= Sam Fink =

Sam Fink (May 27, 1916 – November 1, 2011) was an American calligrapher.

He created illustrated and inscribed editions of various historically significant American documents. His book, The Constitution of the United States of America, was well received. The art from the book was displayed at a courthouse in Pennsylvania. The opening of this showing at the courthouse was broadcast on the international news channel CNN.

Fink released an illustrated version of the Book of Exodus (hand lettered in English and Hebrew) in September 2007 published by Welcome Books.

Fink was an artist of inimitable range who first learned to hand-letter from his father. After marrying his wife Adele, they raised two sons while he studied at the National Academy and the Art Students' League. For two decades, Fink worked as an art director at Young & Rubicam. Later, he taught at Pratt Institute and made professional contributions to the Lands’ End catalog.

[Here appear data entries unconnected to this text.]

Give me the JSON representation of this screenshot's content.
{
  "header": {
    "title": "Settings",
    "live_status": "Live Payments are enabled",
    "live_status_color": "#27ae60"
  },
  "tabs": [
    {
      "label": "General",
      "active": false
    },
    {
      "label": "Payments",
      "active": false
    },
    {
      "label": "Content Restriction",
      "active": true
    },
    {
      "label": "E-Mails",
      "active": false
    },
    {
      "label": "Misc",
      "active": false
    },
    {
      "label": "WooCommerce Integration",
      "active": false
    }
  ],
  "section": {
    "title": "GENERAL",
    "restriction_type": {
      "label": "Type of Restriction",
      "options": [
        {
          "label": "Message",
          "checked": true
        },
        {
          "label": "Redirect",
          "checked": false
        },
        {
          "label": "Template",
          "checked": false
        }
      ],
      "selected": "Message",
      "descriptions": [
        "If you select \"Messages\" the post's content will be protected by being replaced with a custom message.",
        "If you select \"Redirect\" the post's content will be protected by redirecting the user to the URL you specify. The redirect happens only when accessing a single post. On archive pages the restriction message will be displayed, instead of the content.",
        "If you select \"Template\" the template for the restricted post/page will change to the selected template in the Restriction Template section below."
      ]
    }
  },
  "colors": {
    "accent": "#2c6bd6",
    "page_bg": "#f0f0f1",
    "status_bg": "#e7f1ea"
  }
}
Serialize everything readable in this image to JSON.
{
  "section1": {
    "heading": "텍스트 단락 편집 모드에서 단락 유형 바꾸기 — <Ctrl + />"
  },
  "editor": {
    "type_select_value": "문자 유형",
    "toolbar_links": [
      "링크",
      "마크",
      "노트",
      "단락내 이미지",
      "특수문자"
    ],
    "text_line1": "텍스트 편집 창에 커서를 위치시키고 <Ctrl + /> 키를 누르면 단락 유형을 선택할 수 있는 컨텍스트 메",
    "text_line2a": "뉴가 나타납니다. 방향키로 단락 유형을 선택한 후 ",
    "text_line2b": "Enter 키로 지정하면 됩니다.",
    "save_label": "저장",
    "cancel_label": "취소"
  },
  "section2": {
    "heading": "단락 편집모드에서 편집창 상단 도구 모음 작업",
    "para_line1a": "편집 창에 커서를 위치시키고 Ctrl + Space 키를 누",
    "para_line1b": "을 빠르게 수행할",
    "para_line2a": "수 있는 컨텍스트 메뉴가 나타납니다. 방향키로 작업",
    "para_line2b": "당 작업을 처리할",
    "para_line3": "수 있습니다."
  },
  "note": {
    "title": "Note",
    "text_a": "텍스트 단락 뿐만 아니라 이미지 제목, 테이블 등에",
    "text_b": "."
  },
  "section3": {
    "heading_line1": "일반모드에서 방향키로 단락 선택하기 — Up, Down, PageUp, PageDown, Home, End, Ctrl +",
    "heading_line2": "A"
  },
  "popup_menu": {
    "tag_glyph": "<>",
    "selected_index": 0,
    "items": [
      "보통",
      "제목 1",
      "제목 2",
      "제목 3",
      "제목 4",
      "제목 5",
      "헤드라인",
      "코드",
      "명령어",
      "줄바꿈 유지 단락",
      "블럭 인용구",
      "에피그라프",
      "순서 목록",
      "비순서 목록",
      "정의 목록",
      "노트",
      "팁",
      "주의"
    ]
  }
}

For more than 20 years, Fink educated and entertained adults and children with his illustrated texts of American history. He celebrated his 90th birthday in 2006 with the release of The Constitution of the United States of America (Welcome Books) which had won a Gold IPPY. He also published The Declaration of Independence: The Words that Made America (Scholastic), and Welcome Books published Fink's full-color edition of The Gettysburg Address in 2007.